Students with parents in the top 1 percent income level, or having an income over $611,000, are more than twice as likely to attend the nation's most selective private colleges as students from middle-class families with similar test scores, the study found.

It focused on 12 colleges from the Ivy League Plus, which includes the eight Ivy League schools, Stanford University, Massachusetts Institute of Technology, Duke University and the University of Chicago.

The researchers analyzed anonymous admissions data linked to income tax records from 1999 to 2015 and SAT and ACT test scores from 2001 to 2015.

They said their aim was to discover the relationship between the socioeconomic diversity of the nation's leaders and the admissions policies of elite schools.

Highly selective private colleges serve as gateways to the upper echelons of society in the U.S., as leadership positions in the country are disproportionately held by graduates of a few highly selective private colleges, the study said.

"Because these colleges currently admit students from high-income families at substantially higher rates than students from lower-income families with comparable academic credentials, they perpetuate privilege across generations," it said.
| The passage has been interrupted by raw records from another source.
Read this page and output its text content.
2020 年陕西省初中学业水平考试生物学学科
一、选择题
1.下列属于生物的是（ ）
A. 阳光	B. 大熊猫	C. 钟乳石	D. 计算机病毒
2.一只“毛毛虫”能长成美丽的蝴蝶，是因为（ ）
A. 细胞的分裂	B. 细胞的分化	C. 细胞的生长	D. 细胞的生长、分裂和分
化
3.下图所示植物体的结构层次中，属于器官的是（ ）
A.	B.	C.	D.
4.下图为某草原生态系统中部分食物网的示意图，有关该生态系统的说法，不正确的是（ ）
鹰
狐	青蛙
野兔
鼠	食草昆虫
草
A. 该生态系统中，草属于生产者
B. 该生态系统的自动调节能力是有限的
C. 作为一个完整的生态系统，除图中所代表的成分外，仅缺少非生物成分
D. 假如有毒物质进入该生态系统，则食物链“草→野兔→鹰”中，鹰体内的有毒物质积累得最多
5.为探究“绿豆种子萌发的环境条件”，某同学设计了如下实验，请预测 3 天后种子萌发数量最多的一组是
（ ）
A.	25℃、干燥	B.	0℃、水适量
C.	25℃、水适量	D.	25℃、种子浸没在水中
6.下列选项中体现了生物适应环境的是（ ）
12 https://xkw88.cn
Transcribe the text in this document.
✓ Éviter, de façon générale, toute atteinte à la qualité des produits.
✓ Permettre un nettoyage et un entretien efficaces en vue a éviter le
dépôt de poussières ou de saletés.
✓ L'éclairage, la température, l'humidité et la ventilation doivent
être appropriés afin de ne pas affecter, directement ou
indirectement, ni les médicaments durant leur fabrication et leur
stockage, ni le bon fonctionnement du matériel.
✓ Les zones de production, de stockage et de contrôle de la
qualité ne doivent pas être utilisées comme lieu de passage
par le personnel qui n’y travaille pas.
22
Less than 0.5 percent of people in the U.S. attend Ivy Plus colleges. Yet, these 12 colleges account for more than 10 percent of Fortune 500 CEOs, one-fourth of U.S. senators, half of all Rhodes scholars, and three-fourths of Supreme Court justices appointed in the past half-century, the study found.

Driving factors

The findings show that the high-income admissions advantage at private colleges is driven by three factors: Legacy preference, weight on non-academic credentials and athletic recruitment.

Based on their calculation, the researchers found that 46 percent of the admissions advantage comes from legacy programs; non-academic ratings, which are based on a student's personality and extracurricular activities, explain 30 percent of the advantage; and recruitment of athletes is responsible for 24 percent of the admission boost.

Students from higher-income families are more likely to have higher non-academic ratings than the middle class, and those affluent students tend to excel at expensive, elite sports that the elite colleges often cater to.

Attending one of the elite institutions increases students' chances of reaching the top 1 percent of income by 60 percent, almost doubling the likelihood of attending an elite graduate school and tripling chances of getting hired by a prestigious company.

At the same time, these colleges have the capacity to substantially diversify society leaders in terms of their socioeconomic backgrounds by changing their admissions policies, researchers said.

"Simply removing the admissions advantages currently conferred to students from high-income families could increase socioeconomic diversity by an amount comparable to the impacts of race-based affirmative action on racial diversity," they concluded.